Irish actor (1923–1998)

John Cowley (8 September 1923 - 13 February 1998) was an Irish actor, best known for his role as paterfamilias, Tom Riordan, in the long-running RTÉ Television drama series, The Riordans.

== Early life and career ==
From a farming background, Cowley was born in Navan, County Meath. He left school at the age of 13 to work on the family farm. Cowley entered the acting profession as a member of one of the touring companies that brought theatre to rural communities in Ireland up until the 1960s. In a bid to escape the impecunious life of a roving actor, he wrote to Laurence Olivier seeking a position at the Old Vic; however, Olivier politely declined.

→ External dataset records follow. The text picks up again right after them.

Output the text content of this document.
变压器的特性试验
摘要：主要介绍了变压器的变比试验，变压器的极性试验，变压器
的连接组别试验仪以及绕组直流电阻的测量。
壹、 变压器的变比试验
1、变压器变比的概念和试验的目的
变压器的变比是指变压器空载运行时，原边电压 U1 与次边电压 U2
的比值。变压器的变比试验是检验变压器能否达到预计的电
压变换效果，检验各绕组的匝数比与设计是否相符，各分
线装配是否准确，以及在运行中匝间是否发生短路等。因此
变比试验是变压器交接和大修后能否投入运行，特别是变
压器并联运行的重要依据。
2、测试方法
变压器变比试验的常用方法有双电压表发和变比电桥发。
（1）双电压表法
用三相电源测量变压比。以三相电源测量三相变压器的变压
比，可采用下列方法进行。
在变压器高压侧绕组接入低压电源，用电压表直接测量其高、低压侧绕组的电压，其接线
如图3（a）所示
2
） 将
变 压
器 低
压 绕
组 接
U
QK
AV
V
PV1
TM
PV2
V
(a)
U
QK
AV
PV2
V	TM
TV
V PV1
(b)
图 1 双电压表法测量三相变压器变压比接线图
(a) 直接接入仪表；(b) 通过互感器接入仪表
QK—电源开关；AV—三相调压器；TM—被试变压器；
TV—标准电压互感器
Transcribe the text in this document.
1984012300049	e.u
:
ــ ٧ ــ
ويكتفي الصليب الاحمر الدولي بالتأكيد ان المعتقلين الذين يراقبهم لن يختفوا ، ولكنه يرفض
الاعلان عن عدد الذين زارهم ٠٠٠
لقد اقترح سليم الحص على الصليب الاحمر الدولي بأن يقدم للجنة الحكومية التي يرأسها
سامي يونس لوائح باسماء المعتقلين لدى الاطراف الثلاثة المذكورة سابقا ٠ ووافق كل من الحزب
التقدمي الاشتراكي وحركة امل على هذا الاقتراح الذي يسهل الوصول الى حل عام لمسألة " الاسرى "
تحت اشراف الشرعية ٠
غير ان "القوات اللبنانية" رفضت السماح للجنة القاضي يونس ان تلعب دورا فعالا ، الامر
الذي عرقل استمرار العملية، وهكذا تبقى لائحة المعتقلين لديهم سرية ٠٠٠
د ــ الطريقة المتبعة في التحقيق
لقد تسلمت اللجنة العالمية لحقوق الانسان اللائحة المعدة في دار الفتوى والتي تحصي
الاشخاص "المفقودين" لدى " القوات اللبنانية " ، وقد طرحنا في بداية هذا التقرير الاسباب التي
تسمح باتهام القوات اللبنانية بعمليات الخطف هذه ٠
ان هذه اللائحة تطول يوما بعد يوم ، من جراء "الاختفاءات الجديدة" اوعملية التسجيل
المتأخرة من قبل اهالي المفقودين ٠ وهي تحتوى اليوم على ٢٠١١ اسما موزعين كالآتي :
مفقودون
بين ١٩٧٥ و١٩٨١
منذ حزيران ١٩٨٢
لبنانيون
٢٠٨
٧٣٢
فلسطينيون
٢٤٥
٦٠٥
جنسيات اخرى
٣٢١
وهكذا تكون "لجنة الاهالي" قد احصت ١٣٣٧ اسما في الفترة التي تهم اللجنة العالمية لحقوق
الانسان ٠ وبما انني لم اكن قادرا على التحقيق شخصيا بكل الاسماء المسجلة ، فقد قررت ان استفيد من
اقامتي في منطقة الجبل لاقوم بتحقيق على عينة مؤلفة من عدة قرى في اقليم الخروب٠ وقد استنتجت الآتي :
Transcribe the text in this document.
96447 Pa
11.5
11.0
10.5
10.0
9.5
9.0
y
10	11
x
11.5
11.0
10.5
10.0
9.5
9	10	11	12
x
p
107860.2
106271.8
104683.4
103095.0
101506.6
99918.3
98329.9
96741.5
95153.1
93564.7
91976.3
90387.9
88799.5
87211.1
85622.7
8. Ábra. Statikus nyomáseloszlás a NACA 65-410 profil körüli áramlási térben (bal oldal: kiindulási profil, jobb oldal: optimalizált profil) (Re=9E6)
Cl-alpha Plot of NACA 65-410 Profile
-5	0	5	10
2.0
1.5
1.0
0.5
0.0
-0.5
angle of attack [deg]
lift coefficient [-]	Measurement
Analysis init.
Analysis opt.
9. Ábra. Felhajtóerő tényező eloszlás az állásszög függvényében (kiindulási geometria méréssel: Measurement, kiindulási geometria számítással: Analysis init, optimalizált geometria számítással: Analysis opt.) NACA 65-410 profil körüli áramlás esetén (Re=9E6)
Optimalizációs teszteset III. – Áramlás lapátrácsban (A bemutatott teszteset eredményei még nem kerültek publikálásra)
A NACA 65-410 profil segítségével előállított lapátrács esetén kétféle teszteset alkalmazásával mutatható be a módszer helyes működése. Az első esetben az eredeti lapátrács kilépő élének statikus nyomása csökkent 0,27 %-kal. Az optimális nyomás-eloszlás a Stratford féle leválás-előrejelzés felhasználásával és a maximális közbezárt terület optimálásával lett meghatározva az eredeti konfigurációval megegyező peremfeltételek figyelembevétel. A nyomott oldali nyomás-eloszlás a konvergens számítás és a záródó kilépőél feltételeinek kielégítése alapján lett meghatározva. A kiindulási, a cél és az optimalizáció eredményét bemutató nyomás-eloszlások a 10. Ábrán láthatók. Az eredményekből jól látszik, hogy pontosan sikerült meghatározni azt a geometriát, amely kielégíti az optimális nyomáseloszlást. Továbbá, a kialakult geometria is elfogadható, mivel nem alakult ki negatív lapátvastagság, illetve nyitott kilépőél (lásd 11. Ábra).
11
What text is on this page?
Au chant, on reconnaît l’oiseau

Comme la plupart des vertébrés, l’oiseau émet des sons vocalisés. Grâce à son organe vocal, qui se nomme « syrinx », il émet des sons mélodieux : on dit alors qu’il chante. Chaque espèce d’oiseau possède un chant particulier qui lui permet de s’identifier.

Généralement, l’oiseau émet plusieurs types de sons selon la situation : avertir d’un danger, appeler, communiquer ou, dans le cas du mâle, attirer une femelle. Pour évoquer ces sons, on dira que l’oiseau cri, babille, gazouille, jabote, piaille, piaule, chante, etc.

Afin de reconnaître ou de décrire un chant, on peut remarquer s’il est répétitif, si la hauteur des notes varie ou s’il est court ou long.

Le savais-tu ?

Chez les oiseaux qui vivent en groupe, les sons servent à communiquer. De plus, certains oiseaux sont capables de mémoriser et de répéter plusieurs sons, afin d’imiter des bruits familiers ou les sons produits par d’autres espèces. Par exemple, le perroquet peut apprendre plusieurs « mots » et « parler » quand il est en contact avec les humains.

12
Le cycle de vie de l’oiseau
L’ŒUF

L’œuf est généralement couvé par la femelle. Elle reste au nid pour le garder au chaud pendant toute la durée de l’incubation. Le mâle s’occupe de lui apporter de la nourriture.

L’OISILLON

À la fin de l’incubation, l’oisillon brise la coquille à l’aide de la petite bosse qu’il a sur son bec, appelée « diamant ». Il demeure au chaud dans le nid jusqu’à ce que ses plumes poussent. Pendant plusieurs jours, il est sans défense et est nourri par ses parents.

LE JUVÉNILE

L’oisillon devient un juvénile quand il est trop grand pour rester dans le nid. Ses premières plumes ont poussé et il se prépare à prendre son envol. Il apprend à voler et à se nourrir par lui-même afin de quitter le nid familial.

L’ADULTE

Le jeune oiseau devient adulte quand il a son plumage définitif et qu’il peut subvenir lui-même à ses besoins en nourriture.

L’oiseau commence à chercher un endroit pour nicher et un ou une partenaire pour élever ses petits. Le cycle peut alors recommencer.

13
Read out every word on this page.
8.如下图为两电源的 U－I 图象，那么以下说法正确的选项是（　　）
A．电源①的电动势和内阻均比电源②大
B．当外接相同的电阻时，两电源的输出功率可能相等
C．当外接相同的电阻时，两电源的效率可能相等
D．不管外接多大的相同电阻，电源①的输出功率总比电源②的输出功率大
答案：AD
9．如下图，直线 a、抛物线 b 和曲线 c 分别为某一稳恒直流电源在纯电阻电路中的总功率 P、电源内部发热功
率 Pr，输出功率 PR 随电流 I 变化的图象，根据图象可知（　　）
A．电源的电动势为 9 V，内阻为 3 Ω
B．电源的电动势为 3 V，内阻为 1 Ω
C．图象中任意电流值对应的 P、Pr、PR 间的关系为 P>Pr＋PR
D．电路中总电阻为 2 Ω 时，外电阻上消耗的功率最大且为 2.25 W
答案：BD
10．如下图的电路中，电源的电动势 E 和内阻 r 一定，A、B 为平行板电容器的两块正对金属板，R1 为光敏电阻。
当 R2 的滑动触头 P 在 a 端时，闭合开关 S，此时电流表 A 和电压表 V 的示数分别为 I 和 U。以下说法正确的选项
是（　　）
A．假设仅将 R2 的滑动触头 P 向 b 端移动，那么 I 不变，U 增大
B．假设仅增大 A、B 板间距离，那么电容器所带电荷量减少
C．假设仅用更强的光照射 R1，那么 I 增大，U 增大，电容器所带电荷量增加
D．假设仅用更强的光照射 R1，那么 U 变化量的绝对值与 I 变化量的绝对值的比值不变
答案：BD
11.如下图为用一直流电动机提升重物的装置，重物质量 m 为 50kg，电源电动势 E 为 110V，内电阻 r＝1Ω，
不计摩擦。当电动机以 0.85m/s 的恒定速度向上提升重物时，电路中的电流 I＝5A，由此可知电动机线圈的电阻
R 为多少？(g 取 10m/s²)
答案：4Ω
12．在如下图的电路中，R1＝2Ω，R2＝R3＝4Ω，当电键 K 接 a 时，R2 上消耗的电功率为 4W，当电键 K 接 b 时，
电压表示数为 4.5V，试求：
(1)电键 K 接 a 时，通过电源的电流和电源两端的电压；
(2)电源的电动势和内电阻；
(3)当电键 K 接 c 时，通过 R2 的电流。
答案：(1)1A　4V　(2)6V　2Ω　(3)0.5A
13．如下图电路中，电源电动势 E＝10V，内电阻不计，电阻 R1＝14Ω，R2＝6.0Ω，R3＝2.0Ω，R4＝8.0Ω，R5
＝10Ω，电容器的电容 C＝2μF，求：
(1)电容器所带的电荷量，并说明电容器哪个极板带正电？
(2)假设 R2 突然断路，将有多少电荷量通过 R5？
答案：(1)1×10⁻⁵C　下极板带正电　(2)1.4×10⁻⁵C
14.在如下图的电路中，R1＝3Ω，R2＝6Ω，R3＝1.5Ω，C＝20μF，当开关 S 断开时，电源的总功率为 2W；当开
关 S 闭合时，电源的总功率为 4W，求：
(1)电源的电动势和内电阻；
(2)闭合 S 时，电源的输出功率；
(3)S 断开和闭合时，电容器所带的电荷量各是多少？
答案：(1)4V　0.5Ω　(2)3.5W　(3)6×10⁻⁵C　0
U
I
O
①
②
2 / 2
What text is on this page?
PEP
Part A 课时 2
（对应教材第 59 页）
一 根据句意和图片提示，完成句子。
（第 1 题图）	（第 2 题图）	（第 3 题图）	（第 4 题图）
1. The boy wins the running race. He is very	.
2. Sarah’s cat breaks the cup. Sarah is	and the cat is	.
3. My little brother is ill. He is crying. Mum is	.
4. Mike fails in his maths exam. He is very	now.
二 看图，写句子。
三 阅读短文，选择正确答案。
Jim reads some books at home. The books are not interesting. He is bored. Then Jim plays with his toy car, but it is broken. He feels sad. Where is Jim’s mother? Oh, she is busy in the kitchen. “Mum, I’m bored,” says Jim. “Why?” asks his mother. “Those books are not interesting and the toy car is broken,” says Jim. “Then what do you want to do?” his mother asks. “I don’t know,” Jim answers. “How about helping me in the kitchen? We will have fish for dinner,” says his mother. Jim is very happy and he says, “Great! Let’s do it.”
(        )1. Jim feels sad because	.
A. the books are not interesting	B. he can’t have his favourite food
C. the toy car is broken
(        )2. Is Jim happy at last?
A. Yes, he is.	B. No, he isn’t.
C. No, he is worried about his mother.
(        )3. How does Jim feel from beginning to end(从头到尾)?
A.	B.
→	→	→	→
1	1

In 1964, Cowley was chosen to play the part of Tom Riordan in RTÉ's new series, The Riordans. His performance won him a Jacob's Award in 1967 and he continued in the cast until the series ended in 1979. Tom Hickey, who played Tom Riordan's son, Benjy, described Cowley as the "central rock of The Riordans" and "the father of the whole enterprise".

Following The Riordans, Cowley returned to the stage and continued acting up to the end of his life. At the time of his death, he was rehearsing with Galway's Druid Theatre Company for their production of Brian Friel's play, Philadelphia Here I Come. He appeared in a number of feature films, including Jim Sheridan's The Field, an adaptation of John B. Keane's play, and the same director's 1997 film The Boxer.

Cowley was a passionate opponent of cruelty to animals and campaigned vigorously against hare coursing and fox hunting. He was a founder-member of the Irish Council Against Blood Sports.

==Death==
Cowley was married to the actress, Annie D'Alton, who predeceased him in March 1983. Cowley died at his home in Ardbraccan, aged 74. Their son, Ultan, is a writer and historian.